Vasculitis and Acute Cecal Infarct












A 27 year old female presented with 24 hours of severe, acute right lower quadrant abdominal pain. She had a white count, focal RLQ peritoneal signs and she simply looked ill. The CT scan was read: "peri-cecal inflammatory changes and thickened appendix, all consistent with acute appendicitis." Again, she was 27 and had no known other medical conditions. It seemed like yet another clear-cut case of appendicitis. So we booked her for a presumed laparoscopic appendectomy.

Once inside, it immediately became obvious that the intial diagnosis was incorrect. The appendix was normal; pale-pink and supple and striated with healthy blood vessels. Her cecum, however, appeared to have sustained some sort of hemorrhagic infarct; bright red, edematous, almost like a smashed tomato. So I switched gears and performed the ileocecectomy laparoscopically. At the top of my list was Crohn's disease or typhlitis (cecal inflammation usually seen in immunocompromised patients). The final pathology surprised me; severe mesenteric vasculitis with segmental colonic infarcts.

Vasculitis is a general term to describe a multitude of disorders characterized by an autoimmune-mediated inflammation of blood vessels.

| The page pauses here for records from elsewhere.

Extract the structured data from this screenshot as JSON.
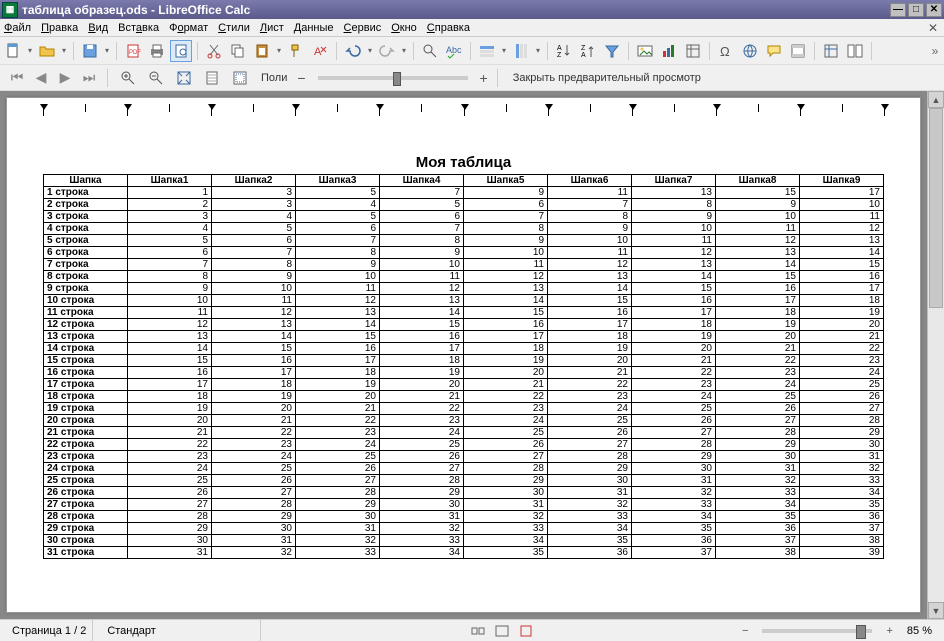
{
  "title": "таблица образец.ods - LibreOffice Calc",
  "menu": {
    "close_icon": "✕",
    "items": [
      "Файл",
      "Правка",
      "Вид",
      "Вставка",
      "Формат",
      "Стили",
      "Лист",
      "Данные",
      "Сервис",
      "Окно",
      "Справка"
    ],
    "u": [
      0,
      0,
      0,
      3,
      1,
      0,
      0,
      0,
      0,
      0,
      0
    ]
  },
  "nav": {
    "copies_label": "Поли",
    "close_preview": "Закрыть предварительный просмотр"
  },
  "chart_data": {
    "type": "table",
    "title": "Моя таблица",
    "headers": [
      "Шапка",
      "Шапка1",
      "Шапка2",
      "Шапка3",
      "Шапка4",
      "Шапка5",
      "Шапка6",
      "Шапка7",
      "Шапка8",
      "Шапка9"
    ],
    "rows": [
      {
        "label": "1 строка",
        "values": [
          1,
          3,
          5,
          7,
          9,
          11,
          13,
          15,
          17
        ]
      },
      {
        "label": "2 строка",
        "values": [
          2,
          3,
          4,
          5,
          6,
          7,
          8,
          9,
          10
        ]
      },
      {
        "label": "3 строка",
        "values": [
          3,
          4,
          5,
          6,
          7,
          8,
          9,
          10,
          11
        ]
      },
      {
        "label": "4 строка",
        "values": [
          4,
          5,
          6,
          7,
          8,
          9,
          10,
          11,
          12
        ]
      },
      {
        "label": "5 строка",
        "values": [
          5,
          6,
          7,
          8,
          9,
          10,
          11,
          12,
          13
        ]
      },
      {
        "label": "6 строка",
        "values": [
          6,
          7,
          8,
          9,
          10,
          11,
          12,
          13,
          14
        ]
      },
      {
        "label": "7 строка",
        "values": [
          7,
          8,
          9,
          10,
          11,
          12,
          13,
          14,
          15
        ]
      },
      {
        "label": "8 строка",
        "values": [
          8,
          9,
          10,
          11,
          12,
          13,
          14,
          15,
          16
        ]
      },
      {
        "label": "9 строка",
        "values": [
          9,
          10,
          11,
          12,
          13,
          14,
          15,
          16,
          17
        ]
      },
      {
        "label": "10 строка",
        "values": [
          10,
          11,
          12,
          13,
          14,
          15,
          16,
          17,
          18
        ]
      },
      {
        "label": "11 строка",
        "values": [
          11,
          12,
          13,
          14,
          15,
          16,
          17,
          18,
          19
        ]
      },
      {
        "label": "12 строка",
        "values": [
          12,
          13,
          14,
          15,
          16,
          17,
          18,
          19,
          20
        ]
      },
      {
        "label": "13 строка",
        "values": [
          13,
          14,
          15,
          16,
          17,
          18,
          19,
          20,
          21
        ]
      },
      {
        "label": "14 строка",
        "values": [
          14,
          15,
          16,
          17,
          18,
          19,
          20,
          21,
          22
        ]
      },
      {
        "label": "15 строка",
        "values": [
          15,
          16,
          17,
          18,
          19,
          20,
          21,
          22,
          23
        ]
      },
      {
        "label": "16 строка",
        "values": [
          16,
          17,
          18,
          19,
          20,
          21,
          22,
          23,
          24
        ]
      },
      {
        "label": "17 строка",
        "values": [
          17,
          18,
          19,
          20,
          21,
          22,
          23,
          24,
          25
        ]
      },
      {
        "label": "18 строка",
        "values": [
          18,
          19,
          20,
          21,
          22,
          23,
          24,
          25,
          26
        ]
      },
      {
        "label": "19 строка",
        "values": [
          19,
          20,
          21,
          22,
          23,
          24,
          25,
          26,
          27
        ]
      },
      {
        "label": "20 строка",
        "values": [
          20,
          21,
          22,
          23,
          24,
          25,
          26,
          27,
          28
        ]
      },
      {
        "label": "21 строка",
        "values": [
          21,
          22,
          23,
          24,
          25,
          26,
          27,
          28,
          29
        ]
      },
      {
        "label": "22 строка",
        "values": [
          22,
          23,
          24,
          25,
          26,
          27,
          28,
          29,
          30
        ]
      },
      {
        "label": "23 строка",
        "values": [
          23,
          24,
          25,
          26,
          27,
          28,
          29,
          30,
          31
        ]
      },
      {
        "label": "24 строка",
        "values": [
          24,
          25,
          26,
          27,
          28,
          29,
          30,
          31,
          32
        ]
      },
      {
        "label": "25 строка",
        "values": [
          25,
          26,
          27,
          28,
          29,
          30,
          31,
          32,
          33
        ]
      },
      {
        "label": "26 строка",
        "values": [
          26,
          27,
          28,
          29,
          30,
          31,
          32,
          33,
          34
        ]
      },
      {
        "label": "27 строка",
        "values": [
          27,
          28,
          29,
          30,
          31,
          32,
          33,
          34,
          35
        ]
      },
      {
        "label": "28 строка",
        "values": [
          28,
          29,
          30,
          31,
          32,
          33,
          34,
          35,
          36
        ]
      },
      {
        "label": "29 строка",
        "values": [
          29,
          30,
          31,
          32,
          33,
          34,
          35,
          36,
          37
        ]
      },
      {
        "label": "30 строка",
        "values": [
          30,
          31,
          32,
          33,
          34,
          35,
          36,
          37,
          38
        ]
      },
      {
        "label": "31 строка",
        "values": [
          31,
          32,
          33,
          34,
          35,
          36,
          37,
          38,
          39
        ]
      }
    ]
  },
  "status": {
    "page": "Страница 1 / 2",
    "style": "Стандарт",
    "zoom": "85 %"
  }
}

Basically, the body attacks the proteins in our vascular system and causes destruction, thrombosis, and ultimately tissue death of the supplied organ. Here's a good link that reviews systemic vasculitides.

Examples of systemic vasculitides include lupus, Wegener's granulomatosis, polyarteritis nodosa, and Takayasu's arteritis. Rarely, there can be gastrointestinal manifestations. In this case, the patient did well after the resection. She resumed a regular diet and went home by post op day #3. But she still has an elevated CRP and ESR and there was evidence of vasculitis at the resection margins. Rheumatology is involved and and the autoimmune work-up is pending. My concern is that the segmental, systemic nature of these diseases puts her at risk for future events.

If anyone has any ideas/experience with this, please let me know.

7 comments:

Bongi said...

i once saw a patient with polycytemia vera who infarcted more than half her small bowel. she survived the operation and was discharged. she developed dvt of her arm on warfarin!!! she was pretty serious about clotting. but hers wasn't a vasculitis. hope the rheumatology boys can help.

rlbates said...

Tough case. I don't have anything to add. Like, Bongi, I hope the Rheumatology guys can find something.

Bongi said...

operated a query appendicitis that turned out to be a tiflitis. did a right hemi. turned out to be crohns. actually the whole thing still sits badly with me because the whole family went crazy in the end as if i caused the crohns with my omnipotence.

Grrr said...

I have Crohns, been in remission for a long while... I just turned 22, I have to watch myself because around older folk when they start talking about colonoscopies I start telling stories, then they look at me like "WTF?"

I will tell you, though, that a strict diet (mainly watching out for a severe gluten allergy), along with high doses of Omega-3 fatty acids ( 10G/day ) has let my GI Doc (Great guy, btw...first one was terrible) give me the all clear to stop all meds


*God how I hated Prednisone*

Well, I look out for a few foods that throw me.

Chocolate/Egg Whites/A lot of Coffee/to much dairy.

^^^That's actually a pretty common list


I'd like to help in any way I can if it is Crohns, it took me a while to figure out how to live with it, especially when my first flare up was in 9th grade, simple tricks that I picked up along the way.

Most are way to embarrassing to post here.

rlbates said...

Any update on what the cause turned out to be?

Buckeye Surgeon said...

Ramona-
Looks like polyarteritis nodosa (PAN)

Janis said...

I am a pathologist at a small community hospital in Evanston IL and I have a case exactly like this on my desk right! The patient is an otherwise healthy non-drug abusing 25 year old male who presented exactly the same way and has a mesenteric vasculitis with segmental infarction of the cecum. It is not inflammatory bowel disease. We are having a rheumatologist see the patient now. Any chance I could get a look at the path slides on your case? I'd be interested.